5.5 Effect sizes for chi-squares
This is the first time we’re coming across effect sizes for any test - thankfully, we start with relatively easy ones to wrap your head around. We will cover two effect sizes: phi (\(\phi\)) and Cramer’s V, both of which apply when conducting a test of independence.
5.5.1 Phi
Phi (\(\phi\)) is an effect size for chi-squares that applies only to 2x2 designs. The formula for phi is:
\[ \phi = \sqrt{\frac{\chi^2}{n}} \]
Essentially, it is the chi-square test statistic divided by the sample size, which is then square rooted.
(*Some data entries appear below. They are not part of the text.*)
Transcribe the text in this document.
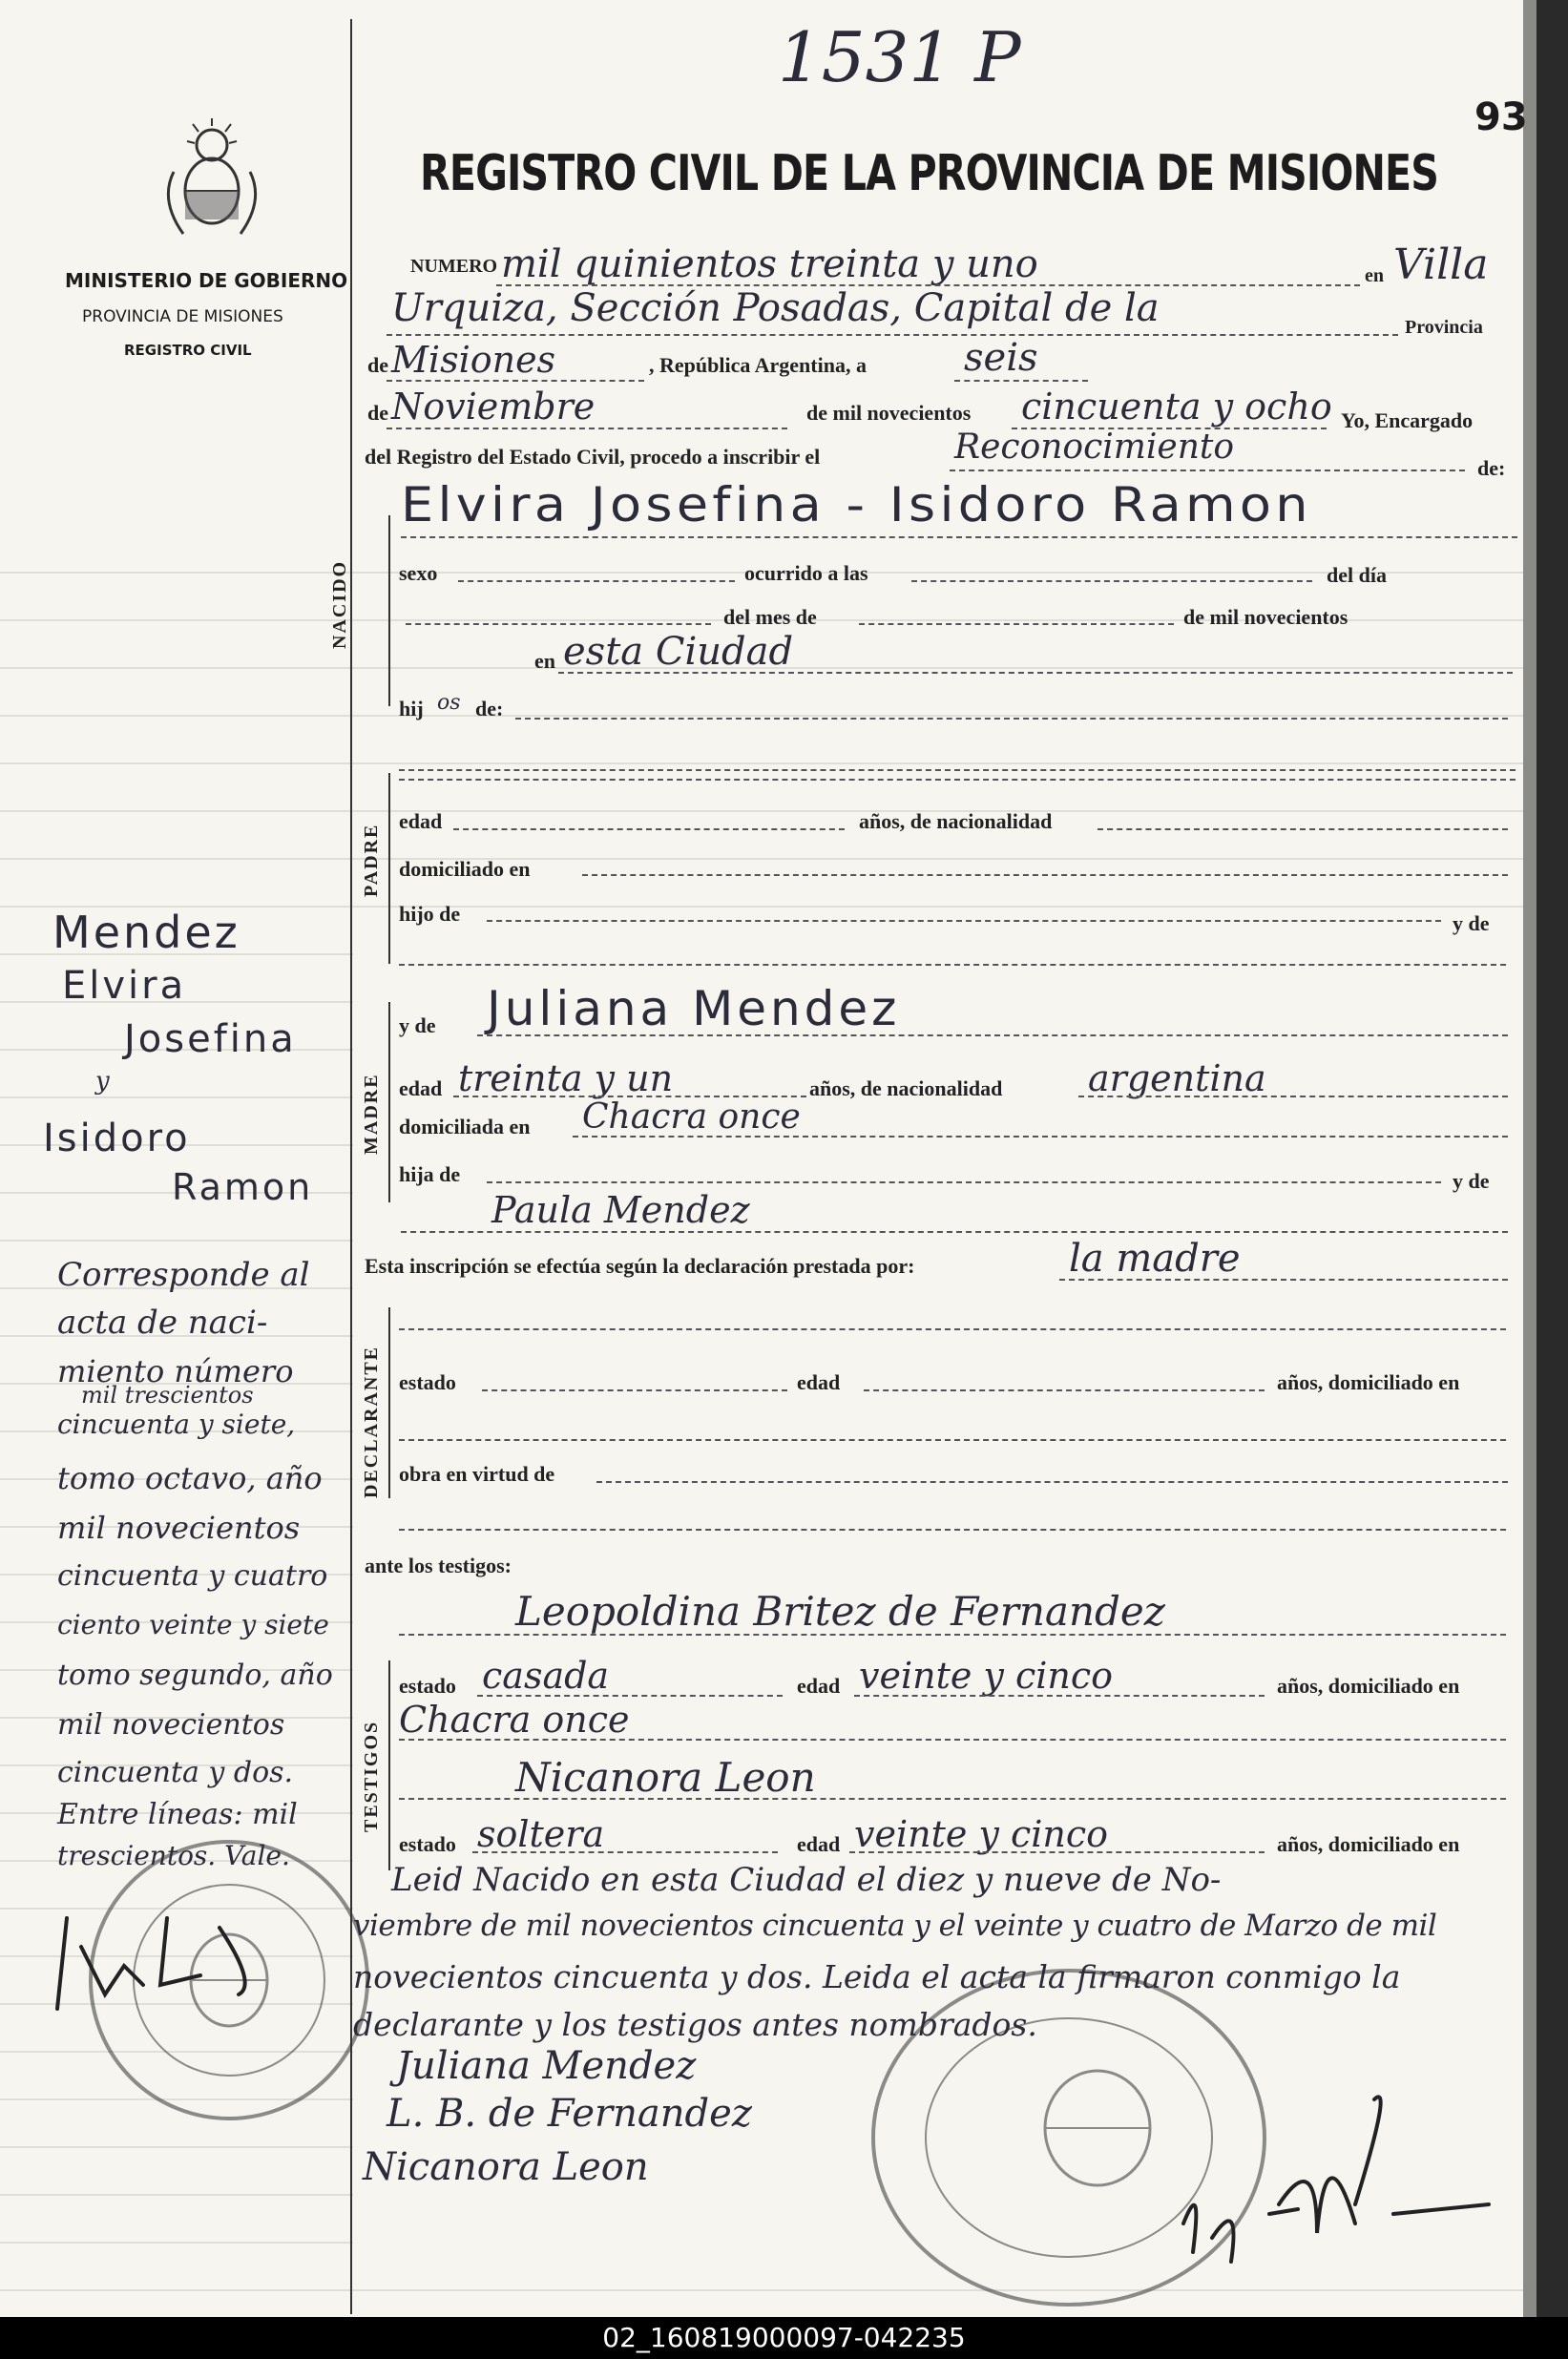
1531 P
93
REGISTRO CIVIL DE LA PROVINCIA DE MISIONES
MINISTERIO DE GOBIERNO
PROVINCIA DE MISIONES
REGISTRO CIVIL
NUMERO mil quinientos treinta y uno	en Villa
Urquiza, Sección Posadas, Capital de la	Provincia
de Misiones	, República Argentina, a	seis
de Noviembre	de mil novecientos cincuenta y ocho Yo, Encargado
del Registro del Estado Civil, procedo a inscribir el	Reconocimiento
de:
Elvira Josefina - Isidoro Ramon
NACIDO sexo	ocurrido a las	del día
del mes de	de mil novecientos
en esta Ciudad
hij os de:
PADRE
edad	años, de nacionalidad
domiciliado en
hijo de	y de
MADRE
y de Juliana Mendez
edad treinta y un	años, de nacionalidad argentina
domiciliada en Chacra once
hija de	y de
Paula Mendez
Esta inscripción se efectúa según la declaración prestada por:	la madre
DECLARANTE estado	edad	años, domiciliado en
obra en virtud de
ante los testigos:
TESTIGOS
Leopoldina Britez de Fernandez
estado casada	edad veinte y cinco	años, domiciliado en
Chacra once
Nicanora Leon
estado soltera	edad veinte y cinco	años, domiciliado en
Leid Nacido en esta Ciudad el diez y nueve de No-
viembre de mil novecientos cincuenta y el veinte y cuatro de Marzo de mil
novecientos cincuenta y dos. Leida el acta la firmaron conmigo la
declarante y los testigos antes nombrados.
Juliana Mendez
L. B. de Fernandez
Nicanora Leon
Mendez
Elvira
Josefina
y
Isidoro
Ramon
Corresponde al
acta de naci-
miento número
mil trescientos
cincuenta y siete,
tomo octavo, año
mil novecientos
cincuenta y cuatro
ciento veinte y siete
tomo segundo, año
mil novecientos
cincuenta y dos.
Entre líneas: mil
trescientos. Vale.
02_160819000097-042235
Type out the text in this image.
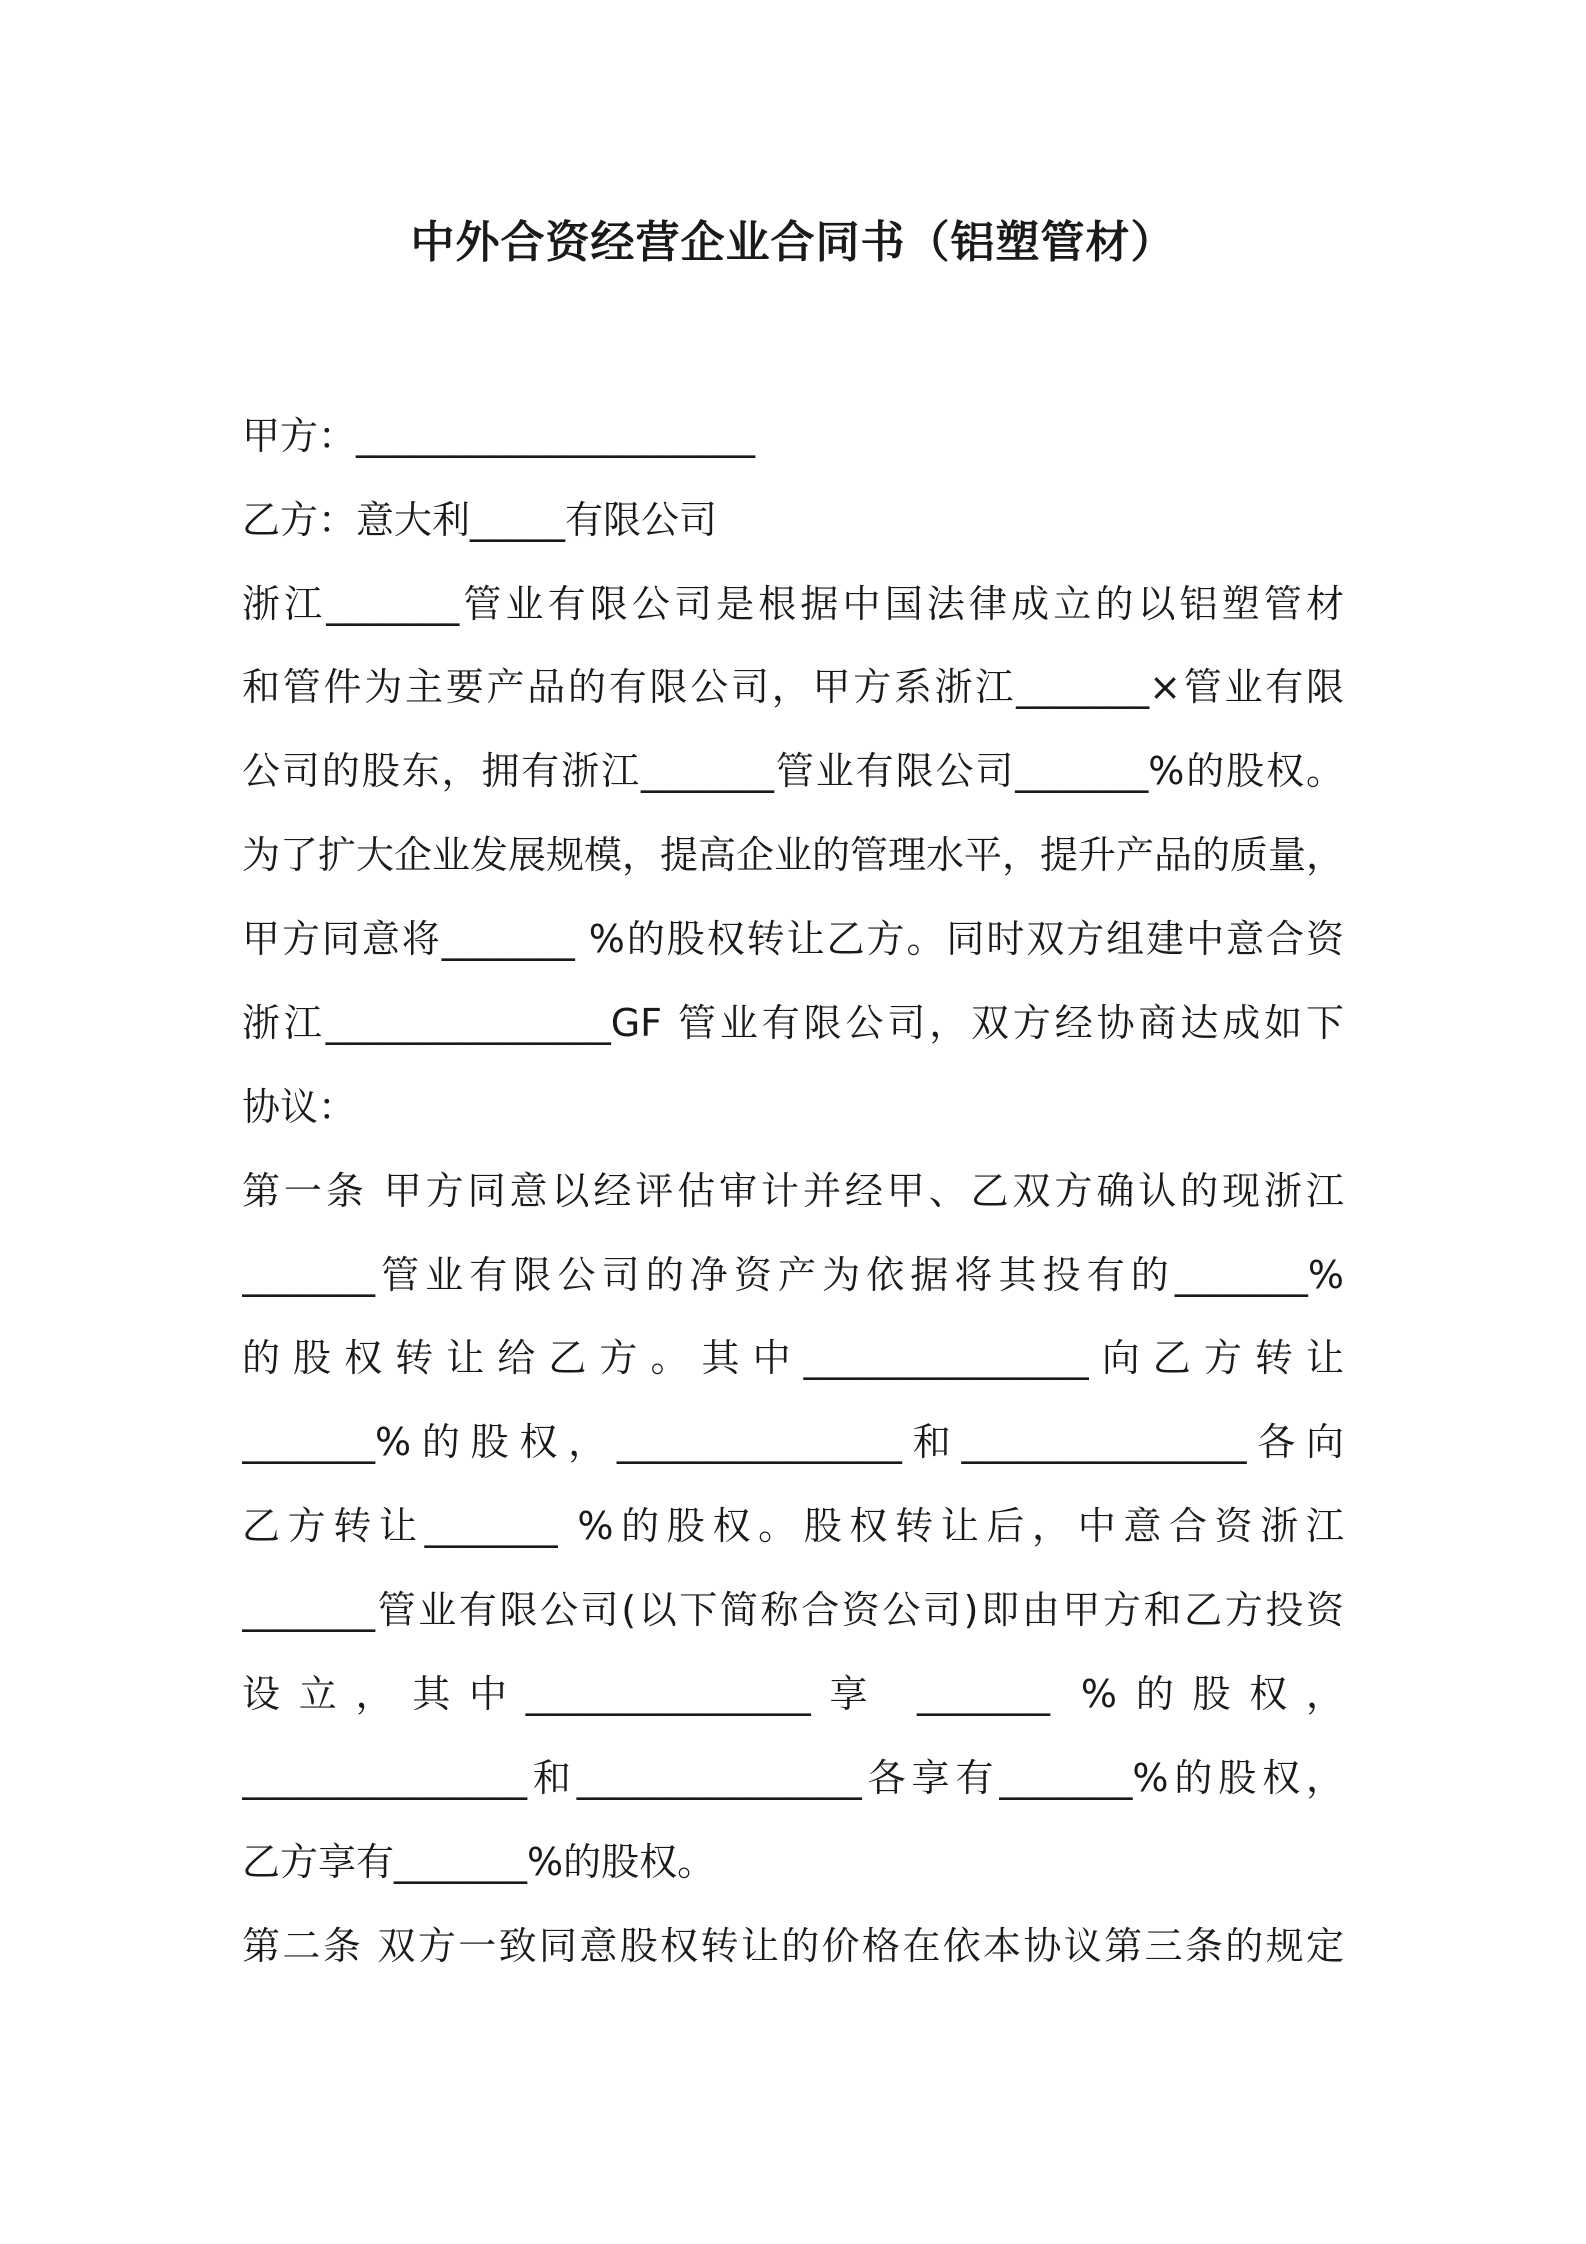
中外合资经营企业合同书（铝塑管材）
甲方：_____________________
乙方：意大利_____有限公司
浙江_______管业有限公司是根据中国法律成立的以铝塑管材
和管件为主要产品的有限公司，甲方系浙江_______×管业有限
公司的股东，拥有浙江_______管业有限公司_______%的股权。
为了扩大企业发展规模，提高企业的管理水平，提升产品的质量，
甲方同意将_______ %的股权转让乙方。同时双方组建中意合资
浙江_______________GF 管业有限公司，双方经协商达成如下
协议：
第一条 甲方同意以经评估审计并经甲、乙双方确认的现浙江
_______管业有限公司的净资产为依据将其投有的_______%
的股权转让给乙方。其中_______________向乙方转让
_______%的股权，_______________和_______________各向
乙方转让_______ %的股权。股权转让后，中意合资浙江
_______管业有限公司(以下简称合资公司)即由甲方和乙方投资
设立，其中_______________享 _______ %的股权，
_______________和_______________各享有_______%的股权，
乙方享有_______%的股权。
第二条 双方一致同意股权转让的价格在依本协议第三条的规定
Again, it only works for 2x2 designs - i.e. each categorical variable can only have two categories within it.
5.5.2 Cramer’s V
Cramer’s V is another effect size for chi-squares, but one that can be used for anything beyond a 2x2 design as well. The formula for Cramer’s V is similar:
\[ V = \sqrt{\frac{\chi^2}{n(k-1)}} \] Here, k refers to the number of groups in the variable with the lowest number of groups. So for example, in a 2x3 design, one variable has 2 levels and the other has 3; k = 2 in this instance.
Phi and Cramer’s V can both be calculated in R with the following functions from the effectsize package, a handy package that will calculate many common effect size measures. Like chisq.test(), both functions will work if you give them a contingency table. Helpfully, both functions calculate 95% CIs.
5.5.3 Interpretation
Phi and Cramer’s V are essentially both correlation coefficients (more on this in Week 10). Both phi and Cramer’s V can only be between 0 and 1. For this subject, the size of Cramer’s V and phi can be interpreted as follows:
- If the effect size = .10, the effect is small
- If effect size = .30, the effect is medium
- If effect size = .50 or above, the effect is large